![All but two of these guys were 2 year draftees or single enlistment 3 year recruits. Those would have all come home before the end of 1964, ETS [expiration term of service]. Just in time to miss the Vietnam debacle. Those returning to the US for reassignment went to 11th Air Assault Group, Fort Gordon, GA, training to jump out of helicopters. Then the Army moved the 1st Cavalry Division to Vietnam, dissolved the 11th Air Assault Group, and sent everyone in it to Vietnam. I'm betting these guys had better sense than to reinlist.](https://sofarfromheavendotcom.files.wordpress.com/2014/05/1stcav2.jpg?w=500&h=352)
All but two of these guys were 2 year draftees or single enlistment 3 year recruits. Those would have all come home before the end of 1964, ETS [expiration term of service]. Just in time to miss the Vietnam debacle. Those returning to the US for reassignment went to 11th Air Assault Group, Fort Gordon, GA, training to jump out of helicopters. Then the Army moved the 1st Cavalry Division to Vietnam, dissolved the 11th Air Assault Group, and sent everyone in it to Vietnam. I’m betting these guys had better sense than to reenlist.

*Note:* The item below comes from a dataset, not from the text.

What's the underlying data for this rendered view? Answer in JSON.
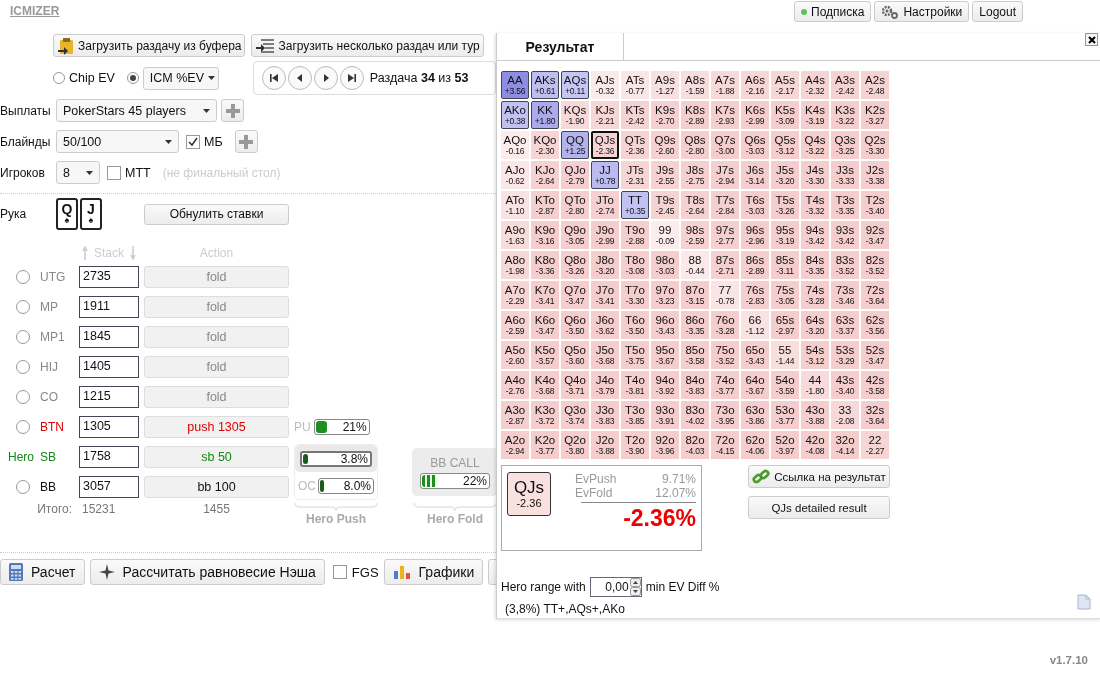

Camp Howze, Korea, 1963, 1964. I was standing in a chow line almost certainly with one of the guys in this picture waiting for breakfast. A twelve-year-old Korean lad came down the line selling Stars and Stripes newspapers, yelling, “Lots of Japs killed! Hurrah! Lots of Japs killed!”
Koreans still savored a deep hatred for Japanese in those days. Having your mamas and grandmamas raped more-or-less whenever the mood hit for a few decades probably does that. At least when the rapers are of a particular nationality. [I’ve wondered whether East Germans don’t feel some of that toward the Rooskies because of their grannies during the retreat from the Eastern Front].
Anyway, it was a ferry disaster of some sort carrying Japanese passengers. The first time I recall ever paying any mind to ferries and the associated dangers.
But over the decades I’ve certainly heard about a lot of them. I suspect a risk assessment involving frequent use of ferries would reveal it to be more dangerous than airliners, trains or busses. Not to say I haven’t ridden on a lot of them.
But on a ferry going between [I think] Newport News, RI, and Long Island, a nuclear attack submarine surfaced next to our ferry almost close enough to touch. We assumed at the time the submarine commander was perfectly aware of the ferry. By hindsight, though, I’m brought to wonder whether he had to go change his shorts when our presence and proximity came to his attention.
A person used to be able to pay once to get on the Statin Island Ferry and ride it back and forth all night, which I did a good many times. Near misses with smaller craft were relatively common and a source of amusement for the ferry passengers.
I was on a ferry to one of the outer banks islands of Georgia, or North Carolina once when it hit something hard enough to jangle the eye-teeth of everyone aboard. Never heard what it was, but none of the passengers were laughing.
Which is to say, life’s full of surprises and ferries have the potential for providing new ones.
I don’t recall when I began carrying a couple of hundred feet of small diameter 200 pound test rope with me in my luggage when I travelled. But I do recall it was a decision I made watching people diving out of the windows of burning multi-story buildings on the news. A bit of rope, I observed, would have saved a lot of them by allowing them to get off the upper floors and beneath the fires.
If I had to ride a ferry every day I’d probably decide an inflatable camp pillow would provide a nice place to sit on those hard ferry benches. One person aboard protected by one inflatable pillow would remove the temptation those vessels wave around in front of the Coincidence Coordinators inviting disaster.